NEED TO KNOW
Ryan Cabrera recalls that the making of his 2004 debut album wasn’t entirely a smooth process.
According to the singer-songwriter, he and the record’s co-producer John Rzeznik were “butting heads” during the making of Take It All Away.
Cabrera, now 43, tells PEOPLE he was “a huge fan” of the Goo Goo Dolls’ frontman, 60, now from the get-go.
“Never thought in a million years thought that I’d end up collaborating and making an album with him, and we made it in his house,” he recalls.
Cabrera compares the making of an album to a “marriage.”
“I’m this young, naïve, 20-year-old kid who thinks he knows it all. Rzeznik is this veteran guy with tons of hits on the radio, one of the biggest albums of all time, and we were butting heads along the way,” he recalls.
Cabrera continues, “We were not getting along. I was thinking one thing, he was singing another thing.”
He claims people from EMI Records flew in from New York City to give them “therapy sessions.”
Rodrigo Varela/WireImage
“It was one of the heads of EMI, they would come in and sit us down before every single session, and we would sit across from each other, chair to chair, and we’d have to talk through every day,” claims Cabrera.

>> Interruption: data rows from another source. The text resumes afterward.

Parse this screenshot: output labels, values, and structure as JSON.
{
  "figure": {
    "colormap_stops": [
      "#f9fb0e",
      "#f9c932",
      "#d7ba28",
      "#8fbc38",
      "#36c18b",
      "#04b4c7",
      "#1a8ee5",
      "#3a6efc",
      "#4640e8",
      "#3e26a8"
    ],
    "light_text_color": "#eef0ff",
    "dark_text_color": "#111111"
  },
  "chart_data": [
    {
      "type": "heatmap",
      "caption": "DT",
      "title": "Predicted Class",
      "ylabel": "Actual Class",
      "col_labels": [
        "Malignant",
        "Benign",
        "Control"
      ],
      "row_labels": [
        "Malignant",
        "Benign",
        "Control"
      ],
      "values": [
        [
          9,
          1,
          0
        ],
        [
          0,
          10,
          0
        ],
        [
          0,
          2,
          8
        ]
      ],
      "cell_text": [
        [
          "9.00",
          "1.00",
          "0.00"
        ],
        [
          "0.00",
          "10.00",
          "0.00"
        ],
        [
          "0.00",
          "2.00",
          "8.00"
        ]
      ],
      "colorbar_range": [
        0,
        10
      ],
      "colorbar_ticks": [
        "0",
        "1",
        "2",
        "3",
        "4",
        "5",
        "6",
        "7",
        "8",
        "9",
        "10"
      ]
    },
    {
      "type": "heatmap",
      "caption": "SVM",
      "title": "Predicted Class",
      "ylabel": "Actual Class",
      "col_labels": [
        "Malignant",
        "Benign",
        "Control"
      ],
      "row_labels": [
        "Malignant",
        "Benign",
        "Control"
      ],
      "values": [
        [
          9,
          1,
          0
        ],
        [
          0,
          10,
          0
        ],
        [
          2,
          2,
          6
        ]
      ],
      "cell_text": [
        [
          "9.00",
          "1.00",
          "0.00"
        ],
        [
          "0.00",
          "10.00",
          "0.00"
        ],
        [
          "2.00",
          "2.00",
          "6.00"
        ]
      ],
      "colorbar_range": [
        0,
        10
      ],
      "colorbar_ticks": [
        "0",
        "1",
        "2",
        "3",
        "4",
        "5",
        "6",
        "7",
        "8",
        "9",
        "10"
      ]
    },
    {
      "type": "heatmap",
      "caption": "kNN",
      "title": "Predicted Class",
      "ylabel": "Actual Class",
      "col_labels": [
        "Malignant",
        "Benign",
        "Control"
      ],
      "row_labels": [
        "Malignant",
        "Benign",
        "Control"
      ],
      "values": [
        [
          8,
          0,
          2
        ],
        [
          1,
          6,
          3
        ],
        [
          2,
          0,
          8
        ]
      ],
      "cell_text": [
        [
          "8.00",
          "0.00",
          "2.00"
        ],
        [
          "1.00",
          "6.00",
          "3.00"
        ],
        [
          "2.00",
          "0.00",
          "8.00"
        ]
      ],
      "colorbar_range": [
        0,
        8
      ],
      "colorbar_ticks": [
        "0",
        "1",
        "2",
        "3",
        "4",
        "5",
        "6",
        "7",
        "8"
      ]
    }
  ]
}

He adds, “We eventually laughed at thinking you could hear the tension of what was going on between me and him in the album, which all happened for a reason because the music has a certain sound to it.”
According to Cabrera, the duo “hugged it out” in the end.
“Whilst we were making it, we almost didn’t get through the album,” he claims. “It was probably mostly my fault, but then at the same time, I think he was going through a lot of things, too.”
Cabrera is grateful for his time spent with Rzeznik because they “learned a lot from each other.”
“At the time we both thought we knew it all. He actually had experience. He was trying to help me along the way, but then I think I helped him along the way, too,” he says.
Cabrera also credited Rzeznik with helping him realize his track “On the Way Down” should be a single. Initially, he thought “40 Kinds of Sadness” would be “huge.”
Then, the label heard “On the Way Down” and it helped him get signed.
“The same labels that turned me down originally, came back and were like, ‘Yo, this is a hit.’ Then, they played it for John Rzeznik, and he was like, ‘This is it.’ I was like, ‘I guess that’s what we’re going with,'” Cabrera recently told PEOPLE.